While noting that Cathay Pacific and Cathay Dragon carried 102,122 tonnes of cargo and mail in August, marking a decrease of 36.7 per cent compared to August 2019 and passenger numbers were down 98.8 per cent to 35,773 passengers last month, year-on-year, Lam highlighted the carrier was burning through cash at a rate of HKD 1.5 billion (USD 193 million) to HKD 2.0 billion per month, and will continue to experience significant cash burn until the market recovers.
This is occurring despite “decisive actions to reduce our costs,” Lam says. “The recapitalisation provides us time and a platform from which to transform our business and continue to operate in the short term; however, it is an investment that we need to repay.
“We are weathering the storm for now, but the fact remains that we simply will not survive unless we adapt our airlines for the new travel market. A restructuring will therefore be inevitable to protect the company, the Hong Kong aviation hub, and the livelihoods of as many people as possible. We continue to move forward with our comprehensive review of all aspects of the business, and will make our recommendations to the board in the fourth quarter on the size and shape of the company to allow us to survive and thrive in this new environment.”
The month’s revenue freight tonne kilometres (RFTKs) fell 30.3 per cent year-on-year while the carrier’s cargo and mail load factor increased by 14.2 percentage points to 75 per cent, while capacity, measured in available freight tonne kilometres (AFTKs), was down by 43.5 per cent.

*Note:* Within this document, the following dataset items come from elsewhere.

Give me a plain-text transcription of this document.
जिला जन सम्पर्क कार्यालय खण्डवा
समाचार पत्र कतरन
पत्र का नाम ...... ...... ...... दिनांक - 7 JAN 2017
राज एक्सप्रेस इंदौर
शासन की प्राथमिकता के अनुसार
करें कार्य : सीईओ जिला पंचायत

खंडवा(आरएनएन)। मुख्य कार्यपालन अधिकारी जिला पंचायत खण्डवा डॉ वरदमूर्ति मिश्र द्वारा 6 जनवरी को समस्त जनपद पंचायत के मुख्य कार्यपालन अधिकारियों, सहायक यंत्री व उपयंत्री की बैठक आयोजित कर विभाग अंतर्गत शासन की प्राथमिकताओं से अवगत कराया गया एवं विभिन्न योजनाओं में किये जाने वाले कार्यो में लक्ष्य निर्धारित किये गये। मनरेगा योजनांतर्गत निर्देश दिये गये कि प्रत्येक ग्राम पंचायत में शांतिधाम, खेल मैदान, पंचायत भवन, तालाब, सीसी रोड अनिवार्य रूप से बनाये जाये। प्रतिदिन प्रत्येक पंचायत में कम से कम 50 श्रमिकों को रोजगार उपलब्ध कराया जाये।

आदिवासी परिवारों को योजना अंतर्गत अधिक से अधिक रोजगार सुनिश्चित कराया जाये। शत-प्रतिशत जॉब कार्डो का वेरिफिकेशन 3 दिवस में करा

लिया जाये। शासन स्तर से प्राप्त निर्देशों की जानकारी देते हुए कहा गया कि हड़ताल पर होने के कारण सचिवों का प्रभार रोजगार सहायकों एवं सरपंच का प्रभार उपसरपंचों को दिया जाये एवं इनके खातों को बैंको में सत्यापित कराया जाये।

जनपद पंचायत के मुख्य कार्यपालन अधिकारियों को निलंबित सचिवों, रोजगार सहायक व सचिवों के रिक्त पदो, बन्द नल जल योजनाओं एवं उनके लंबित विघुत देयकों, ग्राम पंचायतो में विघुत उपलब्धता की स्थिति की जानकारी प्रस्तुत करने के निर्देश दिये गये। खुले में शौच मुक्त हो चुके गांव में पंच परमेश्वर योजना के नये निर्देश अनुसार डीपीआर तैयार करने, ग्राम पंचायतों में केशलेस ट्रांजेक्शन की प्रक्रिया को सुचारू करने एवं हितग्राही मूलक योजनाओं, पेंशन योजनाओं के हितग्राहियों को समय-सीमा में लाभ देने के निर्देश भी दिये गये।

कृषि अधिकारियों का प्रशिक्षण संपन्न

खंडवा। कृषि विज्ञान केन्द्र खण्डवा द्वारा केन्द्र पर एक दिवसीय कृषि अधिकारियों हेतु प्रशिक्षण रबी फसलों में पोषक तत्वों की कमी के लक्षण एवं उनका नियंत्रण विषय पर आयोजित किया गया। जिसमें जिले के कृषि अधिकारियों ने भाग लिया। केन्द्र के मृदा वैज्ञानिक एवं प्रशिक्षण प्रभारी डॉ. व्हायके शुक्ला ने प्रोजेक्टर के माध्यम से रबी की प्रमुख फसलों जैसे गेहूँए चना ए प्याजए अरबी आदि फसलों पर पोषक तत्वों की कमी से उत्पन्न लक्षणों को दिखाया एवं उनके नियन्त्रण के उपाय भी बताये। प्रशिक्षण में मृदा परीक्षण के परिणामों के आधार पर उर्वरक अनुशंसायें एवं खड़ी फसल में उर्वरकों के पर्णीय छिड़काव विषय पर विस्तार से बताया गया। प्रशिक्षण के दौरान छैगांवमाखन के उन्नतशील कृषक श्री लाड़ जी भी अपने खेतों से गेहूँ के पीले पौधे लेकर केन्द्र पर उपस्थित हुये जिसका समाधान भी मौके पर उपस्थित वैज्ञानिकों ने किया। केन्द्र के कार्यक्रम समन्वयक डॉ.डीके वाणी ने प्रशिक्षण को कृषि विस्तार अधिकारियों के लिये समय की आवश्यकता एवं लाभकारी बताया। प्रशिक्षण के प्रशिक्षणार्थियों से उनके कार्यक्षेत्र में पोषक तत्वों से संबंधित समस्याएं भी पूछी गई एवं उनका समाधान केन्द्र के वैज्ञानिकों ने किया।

In the first eight months of 2020, the tonnage fell by 33.5 per cent against a 34.4 per cent drop in capacity and a 26.5 per cent decrease in RFTKs, as compared to the same period for 2019.
The carrier also said that 40 per cent of its fleet – or 72 aircraft – will be parked outside Hong Kong, up from an earlier prediction of 60, as the airline requires fewer aircraft in the near term.